Pine Bluff National Bank v. First Federal Savings & Loan Ass'n, 250 Ark. 600, 466 S.W.2d 249 (1971)

May 3, 1971 · Arkansas Supreme Court · 5-5566
250 Ark. 600, 466 S.W.2d 249

PINE BLUFF NATIONAL BANK v. FIRST FEDERAL SAVINGS & LOAN ASS’N of Pine Bluff and Billy E. Parker

5-5566

466 S. W. 2d 249

Opinion delivered May 3, 1971

John Harris Jones, for appellant.

Coleman, Gantt, Ramsay ir Cox, for appellees.

Frank Holt, Justice.

This is an appeal from an order setting aside a judgment during term time.

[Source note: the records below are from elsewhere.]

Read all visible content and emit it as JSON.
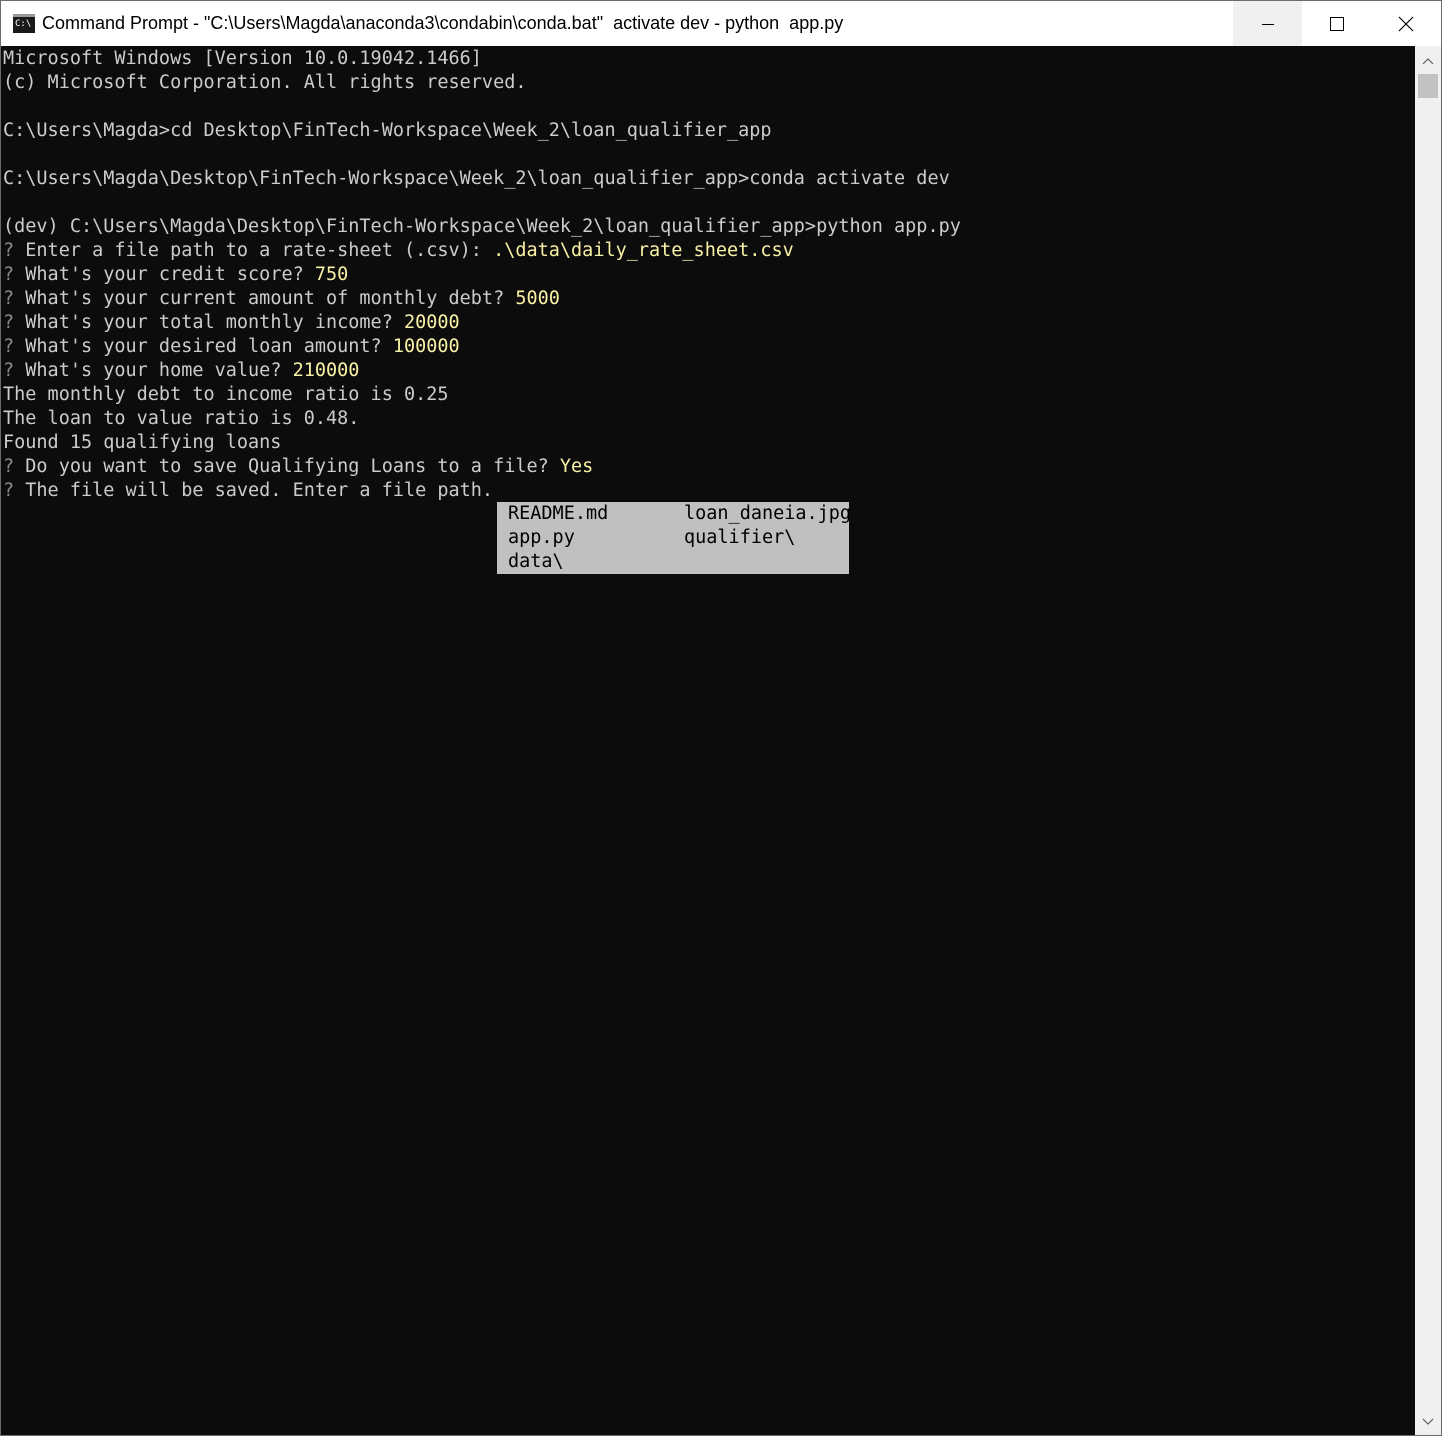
{
  "window": {
    "title": "Command Prompt - \"C:\\Users\\Magda\\anaconda3\\condabin\\conda.bat\"  activate dev - python  app.py",
    "icon_text": "C:\\",
    "minimize_icon": "minimize-icon",
    "maximize_icon": "maximize-icon",
    "close_icon": "close-icon"
  },
  "console": {
    "lines": [
      {
        "text": "Microsoft Windows [Version 10.0.19042.1466]"
      },
      {
        "text": "(c) Microsoft Corporation. All rights reserved."
      },
      {
        "text": ""
      },
      {
        "text": "C:\\Users\\Magda>cd Desktop\\FinTech-Workspace\\Week_2\\loan_qualifier_app"
      },
      {
        "text": ""
      },
      {
        "text": "C:\\Users\\Magda\\Desktop\\FinTech-Workspace\\Week_2\\loan_qualifier_app>conda activate dev"
      },
      {
        "text": ""
      },
      {
        "text": "(dev) C:\\Users\\Magda\\Desktop\\FinTech-Workspace\\Week_2\\loan_qualifier_app>python app.py"
      },
      {
        "marker": "?",
        "prompt": " Enter a file path to a rate-sheet (.csv): ",
        "answer": ".\\data\\daily_rate_sheet.csv"
      },
      {
        "marker": "?",
        "prompt": " What's your credit score? ",
        "answer": "750"
      },
      {
        "marker": "?",
        "prompt": " What's your current amount of monthly debt? ",
        "answer": "5000"
      },
      {
        "marker": "?",
        "prompt": " What's your total monthly income? ",
        "answer": "20000"
      },
      {
        "marker": "?",
        "prompt": " What's your desired loan amount? ",
        "answer": "100000"
      },
      {
        "marker": "?",
        "prompt": " What's your home value? ",
        "answer": "210000"
      },
      {
        "text": "The monthly debt to income ratio is 0.25"
      },
      {
        "text": "The loan to value ratio is 0.48."
      },
      {
        "text": "Found 15 qualifying loans"
      },
      {
        "marker": "?",
        "prompt": " Do you want to save Qualifying Loans to a file? ",
        "answer": "Yes"
      },
      {
        "marker": "?",
        "prompt": " The file will be saved. Enter a file path.",
        "answer": ""
      }
    ],
    "colors": {
      "background": "#0c0c0c",
      "text": "#cccccc",
      "answer": "#f9f1a5",
      "marker": "#8a8a8a"
    }
  },
  "autocomplete": {
    "items": [
      "README.md",
      "loan_daneia.jpg",
      "app.py",
      "qualifier\\",
      "data\\"
    ]
  }
}
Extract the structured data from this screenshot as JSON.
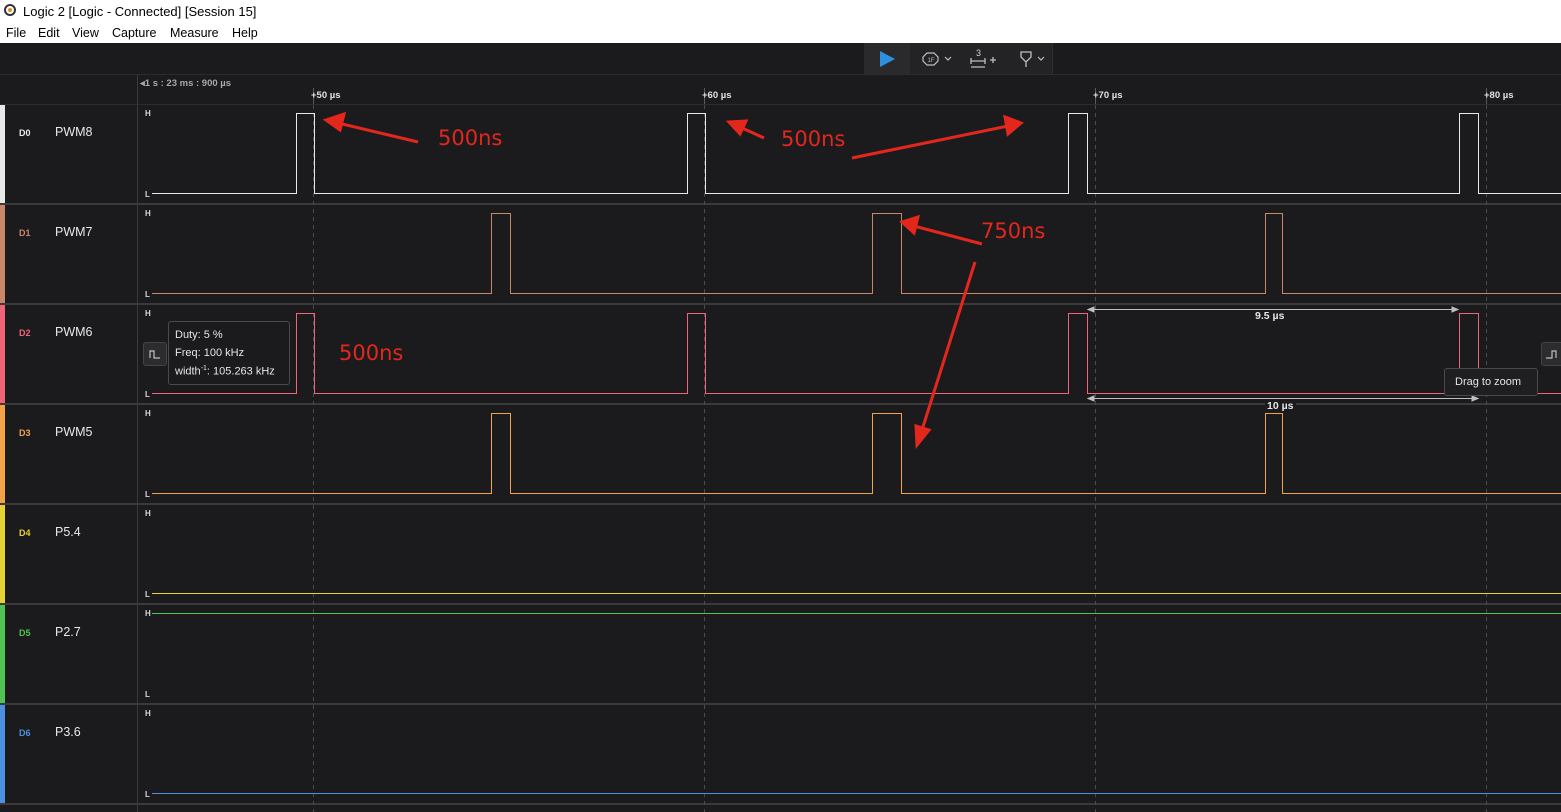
{
  "window": {
    "title": "Logic 2 [Logic - Connected] [Session 15]"
  },
  "menu": [
    "File",
    "Edit",
    "View",
    "Capture",
    "Measure",
    "Help"
  ],
  "toolbar": {
    "play_icon": "play-icon",
    "trigger_icon": "trigger-icon",
    "measure_badge": "3",
    "marker_icon": "marker-icon"
  },
  "timeline": {
    "origin": "1 s : 23 ms : 900 µs",
    "ticks": [
      "+50 µs",
      "+60 µs",
      "+70 µs",
      "+80 µs"
    ]
  },
  "levels": {
    "high": "H",
    "low": "L"
  },
  "channels": [
    {
      "id": "D0",
      "name": "PWM8",
      "color": "#e8e8ea"
    },
    {
      "id": "D1",
      "name": "PWM7",
      "color": "#c9876a"
    },
    {
      "id": "D2",
      "name": "PWM6",
      "color": "#f06478"
    },
    {
      "id": "D3",
      "name": "PWM5",
      "color": "#f4a24a"
    },
    {
      "id": "D4",
      "name": "P5.4",
      "color": "#e6d234"
    },
    {
      "id": "D5",
      "name": "P2.7",
      "color": "#4fc452"
    },
    {
      "id": "D6",
      "name": "P3.6",
      "color": "#4d8fe0"
    }
  ],
  "measurement": {
    "duty": "Duty: 5 %",
    "freq": "Freq: 100 kHz",
    "width_prefix": "width",
    "width_sup": "-1",
    "width_value": ": 105.263 kHz",
    "span_top": "9.5 µs",
    "span_bottom": "10 µs",
    "drag_hint": "Drag to zoom"
  },
  "annotations": [
    "500ns",
    "500ns",
    "750ns",
    "500ns"
  ],
  "colors": {
    "background": "#1b1b1d",
    "annotation": "#e3271d",
    "play": "#2d8fe0"
  }
}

Pine Bluff National Bank, appellant-garnisher, sued appellee Billy Parker on a debt and secured a writ of *601garnishment against appellee-garnishee First Federal Savings & Loan Association of Pine Bluff. The garnishee’s answer disclosed that Billy Parker had $11,-231.53 on deposit. Subsequently, a consent judgment in favor of the appellant and against Parker was entered December 1, 1969. This consent judgment recited that Parker owed appellant $24,600 for which he had executed three notes payable in installments. The garnishee was furnished a copy of the judgment which ordered it to hold the $11,231.53 (except for interest and dividends) until the further order of the court. The judgment provided that upon 61 days default by Parker in payment of any installment, the court would then enter an order requiring the garnishee to pay over the $11,231.53 to appellant. Billy Parker approved and signed the judgment.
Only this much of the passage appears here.